The brothers pioneered the treatment of HIV and AIDS in Iran, where their work once made them political prisoners. Actress Sharon Stone presented the award, which is sponsored by the Foundation for AIDS Research and the International AIDS Society. The award is named for the late actress Elizabeth Taylor, an advocate of HIV/AIDS research.
According to the award citation, the brothers were honored for “pioneering work in HIV prevention and treatment for people who use drugs in Iran and for your outstanding courage and efforts to advocate for human rights of people affected by HIV.” The Alaeis’ “harm reduction” model slowed the spread of disease in a country where drug users are typically shunned.

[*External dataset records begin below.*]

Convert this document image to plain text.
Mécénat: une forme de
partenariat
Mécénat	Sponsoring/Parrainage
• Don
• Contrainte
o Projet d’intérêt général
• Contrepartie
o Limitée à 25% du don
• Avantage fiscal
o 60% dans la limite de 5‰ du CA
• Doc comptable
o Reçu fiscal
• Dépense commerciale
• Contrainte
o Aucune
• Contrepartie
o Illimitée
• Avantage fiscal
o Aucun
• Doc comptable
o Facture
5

Receiving the award “feels very good,” Arash Alaei told reporters. Arrested and jailed in Iran in 2008, the brothers were released from prison (Kamiar, 38, after two years, and Arash, 43, after three years) following an international campaign to secure their freedom led by Physicians for Human Rights.
Today, both brothers live in Albany, New York, and are developing HIV and AIDS treatment programs for South America and the Middle East, with funding from the University of Albany and the World Health Organization.